I originally bought this flashlight for use while playing paintball. The selling feature for me at the time was something durable and it had to have a strobe function. I purchased this light directly from Fenix at www.fenix-store.com as they have free worldwide shipping. Needless to say at 280 lumens this little beast did not stay on my marker for very long.
Fenix boasts a long list of technical features to this flashlight that puts it up next to some significantly higher priced units. At a whopping total of $90.99CAD for the flashlight and an optional pressure switch, I think I made out pretty well. To get started this flashlight measures about 14cm in length and has a diameter of about 3.5cm to me, this goes into the compact scale. The majority of the body is knurled to promote better grip and even offers a toothed end just in case you need to ward off an attacker at close range. Among other notable features, it is IPX8 waterproof rated, uses two CR123 batteries and has a hard coated anodizing that is virtually indestructible.
There are three modes on this flashlight with ranging levels of battery life based on output. Outdoor mode: (A)65 lumens/12 hrs, (B) 280 lumens/1.5 hrs, Camping mode: (A) 11 lumens/120 hrs, (B) 120 lumens/5.5 hrs and Hunting mode: (A) Strobe/3 hrs, (B) 280 lumens/1.5hrs. The thing that annoys me about switching modes is that they are based on twisting the head of the flashlight back and forth repeatedly to get in between them. I find this to be a slightly annoying process if you need to switch on the fly. I have essentially just left it on hunting mode as those are the two functions I use most.

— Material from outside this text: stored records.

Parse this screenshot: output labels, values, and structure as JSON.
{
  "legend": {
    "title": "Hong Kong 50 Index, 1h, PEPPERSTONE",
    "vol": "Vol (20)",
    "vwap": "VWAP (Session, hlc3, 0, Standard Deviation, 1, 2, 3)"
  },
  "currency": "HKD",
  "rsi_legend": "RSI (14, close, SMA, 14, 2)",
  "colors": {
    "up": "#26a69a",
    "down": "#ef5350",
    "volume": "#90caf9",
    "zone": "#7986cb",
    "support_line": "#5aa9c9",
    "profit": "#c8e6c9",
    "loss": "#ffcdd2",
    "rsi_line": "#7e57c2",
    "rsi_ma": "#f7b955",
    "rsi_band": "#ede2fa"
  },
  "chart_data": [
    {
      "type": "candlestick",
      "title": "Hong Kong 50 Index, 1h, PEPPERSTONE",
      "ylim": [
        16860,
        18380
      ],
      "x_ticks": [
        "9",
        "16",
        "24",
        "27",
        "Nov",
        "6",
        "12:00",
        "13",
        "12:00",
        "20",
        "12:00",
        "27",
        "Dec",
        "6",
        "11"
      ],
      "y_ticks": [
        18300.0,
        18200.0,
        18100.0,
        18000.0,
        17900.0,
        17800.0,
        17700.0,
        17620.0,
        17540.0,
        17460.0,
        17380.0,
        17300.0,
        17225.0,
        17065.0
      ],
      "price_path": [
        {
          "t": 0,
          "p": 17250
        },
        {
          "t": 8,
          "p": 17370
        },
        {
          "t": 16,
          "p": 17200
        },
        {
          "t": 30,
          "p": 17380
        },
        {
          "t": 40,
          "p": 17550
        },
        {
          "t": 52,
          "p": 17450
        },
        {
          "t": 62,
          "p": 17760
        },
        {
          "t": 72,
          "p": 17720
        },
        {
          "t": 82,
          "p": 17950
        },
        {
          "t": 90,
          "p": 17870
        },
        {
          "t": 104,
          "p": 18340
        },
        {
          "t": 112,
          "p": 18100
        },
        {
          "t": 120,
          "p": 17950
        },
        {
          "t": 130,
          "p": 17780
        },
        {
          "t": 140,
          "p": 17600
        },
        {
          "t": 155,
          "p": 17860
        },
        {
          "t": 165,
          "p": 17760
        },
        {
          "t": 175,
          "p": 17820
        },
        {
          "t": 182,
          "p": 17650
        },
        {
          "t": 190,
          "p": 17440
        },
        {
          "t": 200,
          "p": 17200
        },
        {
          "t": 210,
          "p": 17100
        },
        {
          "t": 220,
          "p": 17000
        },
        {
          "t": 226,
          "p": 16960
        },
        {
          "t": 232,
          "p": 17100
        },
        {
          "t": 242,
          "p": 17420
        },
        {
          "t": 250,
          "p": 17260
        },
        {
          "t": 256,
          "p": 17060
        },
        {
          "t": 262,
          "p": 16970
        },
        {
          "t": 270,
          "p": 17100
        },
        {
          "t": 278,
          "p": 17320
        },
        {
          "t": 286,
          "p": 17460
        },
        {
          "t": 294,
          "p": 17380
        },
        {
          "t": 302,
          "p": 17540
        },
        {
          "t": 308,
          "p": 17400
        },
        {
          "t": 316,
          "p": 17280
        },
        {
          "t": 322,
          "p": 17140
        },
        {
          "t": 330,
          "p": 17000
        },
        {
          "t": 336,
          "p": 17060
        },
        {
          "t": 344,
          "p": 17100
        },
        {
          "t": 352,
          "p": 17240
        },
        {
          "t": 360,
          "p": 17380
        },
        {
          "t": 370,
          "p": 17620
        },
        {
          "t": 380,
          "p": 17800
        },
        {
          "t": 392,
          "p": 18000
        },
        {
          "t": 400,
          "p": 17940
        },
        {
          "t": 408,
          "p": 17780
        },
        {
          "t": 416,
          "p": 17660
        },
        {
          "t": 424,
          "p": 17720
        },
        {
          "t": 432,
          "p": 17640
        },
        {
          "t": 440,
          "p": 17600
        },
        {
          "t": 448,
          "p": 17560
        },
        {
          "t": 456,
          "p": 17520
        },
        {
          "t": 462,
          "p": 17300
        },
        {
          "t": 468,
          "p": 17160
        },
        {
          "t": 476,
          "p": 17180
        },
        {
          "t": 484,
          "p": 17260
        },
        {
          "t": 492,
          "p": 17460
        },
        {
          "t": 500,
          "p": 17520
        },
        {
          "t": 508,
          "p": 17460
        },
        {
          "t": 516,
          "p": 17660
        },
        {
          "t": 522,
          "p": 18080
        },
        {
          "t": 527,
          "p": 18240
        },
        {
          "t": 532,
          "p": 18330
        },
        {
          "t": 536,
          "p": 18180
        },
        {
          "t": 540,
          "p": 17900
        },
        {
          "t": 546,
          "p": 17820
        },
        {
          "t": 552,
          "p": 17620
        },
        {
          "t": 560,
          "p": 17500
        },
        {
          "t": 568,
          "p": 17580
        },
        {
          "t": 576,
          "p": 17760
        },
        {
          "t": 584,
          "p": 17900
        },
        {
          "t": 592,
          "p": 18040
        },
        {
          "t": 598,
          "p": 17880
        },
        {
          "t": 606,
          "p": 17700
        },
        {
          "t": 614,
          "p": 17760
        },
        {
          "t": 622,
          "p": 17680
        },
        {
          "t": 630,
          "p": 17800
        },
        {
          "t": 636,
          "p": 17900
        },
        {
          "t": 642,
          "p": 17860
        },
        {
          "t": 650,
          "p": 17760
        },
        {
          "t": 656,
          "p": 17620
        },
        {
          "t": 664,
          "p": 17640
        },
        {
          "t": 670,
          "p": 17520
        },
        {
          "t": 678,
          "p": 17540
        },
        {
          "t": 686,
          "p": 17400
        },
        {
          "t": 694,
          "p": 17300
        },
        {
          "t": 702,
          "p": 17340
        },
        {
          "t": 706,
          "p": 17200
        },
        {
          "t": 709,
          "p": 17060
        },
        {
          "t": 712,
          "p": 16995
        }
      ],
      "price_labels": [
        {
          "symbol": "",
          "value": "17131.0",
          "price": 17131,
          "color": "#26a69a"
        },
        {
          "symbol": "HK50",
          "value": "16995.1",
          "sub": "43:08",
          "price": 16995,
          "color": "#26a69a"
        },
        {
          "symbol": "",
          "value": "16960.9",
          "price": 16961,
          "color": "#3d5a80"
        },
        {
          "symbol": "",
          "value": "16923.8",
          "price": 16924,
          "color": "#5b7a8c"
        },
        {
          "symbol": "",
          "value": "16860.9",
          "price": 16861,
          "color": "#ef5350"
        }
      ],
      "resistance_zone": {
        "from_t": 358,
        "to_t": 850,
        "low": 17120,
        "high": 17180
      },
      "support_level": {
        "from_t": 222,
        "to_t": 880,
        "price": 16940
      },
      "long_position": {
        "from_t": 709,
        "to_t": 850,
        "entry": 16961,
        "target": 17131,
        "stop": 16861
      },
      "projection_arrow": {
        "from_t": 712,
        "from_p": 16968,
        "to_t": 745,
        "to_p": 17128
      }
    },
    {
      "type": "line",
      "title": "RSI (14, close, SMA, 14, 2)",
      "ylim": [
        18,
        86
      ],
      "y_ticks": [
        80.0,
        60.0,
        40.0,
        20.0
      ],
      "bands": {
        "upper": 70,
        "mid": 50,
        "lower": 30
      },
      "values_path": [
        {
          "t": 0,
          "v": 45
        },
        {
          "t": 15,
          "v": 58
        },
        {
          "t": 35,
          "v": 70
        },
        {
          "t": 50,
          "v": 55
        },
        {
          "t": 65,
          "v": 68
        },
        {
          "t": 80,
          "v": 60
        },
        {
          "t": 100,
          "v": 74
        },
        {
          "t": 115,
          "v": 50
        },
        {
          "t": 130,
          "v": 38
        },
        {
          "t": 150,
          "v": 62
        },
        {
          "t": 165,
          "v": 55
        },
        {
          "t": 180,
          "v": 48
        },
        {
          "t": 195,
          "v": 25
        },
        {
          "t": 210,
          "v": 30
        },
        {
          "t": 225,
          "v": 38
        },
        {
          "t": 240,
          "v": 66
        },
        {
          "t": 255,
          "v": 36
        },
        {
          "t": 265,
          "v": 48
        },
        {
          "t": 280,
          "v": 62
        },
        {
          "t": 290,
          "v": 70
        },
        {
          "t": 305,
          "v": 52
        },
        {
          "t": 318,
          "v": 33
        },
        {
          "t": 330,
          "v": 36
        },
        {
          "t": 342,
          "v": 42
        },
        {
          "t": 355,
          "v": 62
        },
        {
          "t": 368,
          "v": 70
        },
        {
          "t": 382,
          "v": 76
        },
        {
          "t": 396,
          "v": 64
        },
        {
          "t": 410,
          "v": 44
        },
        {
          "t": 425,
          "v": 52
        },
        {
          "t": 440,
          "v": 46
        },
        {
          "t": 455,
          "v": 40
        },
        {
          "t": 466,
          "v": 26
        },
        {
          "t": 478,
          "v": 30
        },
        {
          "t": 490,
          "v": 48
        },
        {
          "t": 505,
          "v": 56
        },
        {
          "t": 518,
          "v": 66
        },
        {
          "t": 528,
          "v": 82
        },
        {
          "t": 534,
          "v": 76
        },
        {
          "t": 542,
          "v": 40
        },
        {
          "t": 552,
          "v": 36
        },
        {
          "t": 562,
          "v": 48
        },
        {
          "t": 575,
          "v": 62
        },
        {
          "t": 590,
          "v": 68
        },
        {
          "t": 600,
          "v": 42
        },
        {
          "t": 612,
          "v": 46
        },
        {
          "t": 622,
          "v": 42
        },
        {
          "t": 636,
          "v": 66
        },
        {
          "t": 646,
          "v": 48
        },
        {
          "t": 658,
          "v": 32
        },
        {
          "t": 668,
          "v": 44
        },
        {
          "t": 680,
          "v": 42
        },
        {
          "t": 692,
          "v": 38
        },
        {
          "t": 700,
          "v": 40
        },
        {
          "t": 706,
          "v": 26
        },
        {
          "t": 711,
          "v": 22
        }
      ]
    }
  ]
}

However, she is a bit of a beast on batteries at that point, but that is the sacrifice you make when going into a compact style flashlight
As for the practical application, the first test I had to try was how powerful the strobe was (I think you can already see where I am going with this). Of course I tested it on myself, the dog wanted nothing to do with me and I figured that I would be a single man if I tried it on my wife. Needless to say, I immediately regretted that attempt, but at the same time I know that it would sure as hell stun someone or something if I need to get out of a sticky situation. Notably, I attempted to shine the light as far as I could and managed to still see light on the wall of a building 3 blocks away. I have used it while camping and managed to wedge it into a tree branch and light a whole campsite as well as a navigation light when we got caught at sunset while canoeing, which subsequently led to it being dropped in the water, but no worry, it was bright enough down there that we could fish it out with a net.
When you open the box you will find a metal clip, lanyard, spare power button, belt pouch and even some o rings for repairs. Most of these accessories are still sitting in the box with the exception of the belt pouch. As much as I would love to say that it is a good pouch, it is simply some cheap crappy pouch that they throw in the box with it. The design of the light makes it a little complicated if you need to quickly holster the light and im finding that the nylon is now starting to fray on most of the edges. As for the pressure switch that I purchased separately, the build quality is great, it has soft rubber on the coiled cord and button as to not fall apart and it also has an extra button if you need to activate from the light vs. using the pressure switch. My only complaint is that there doesn’t seem to be any way to attach the pressure switch except for wrapping tape or zip ties around it. There has to be some other method to securely attach the button(maybe there is and my use of the internets has failed me).
I would rate the benefits of this flashlight as being hella bright, durable and waterproof, the downside is that it doesn’t have the greatest battery life, but thats about it. All in all, this is a great buy and will hopefully remain in my kit for an extended period of time.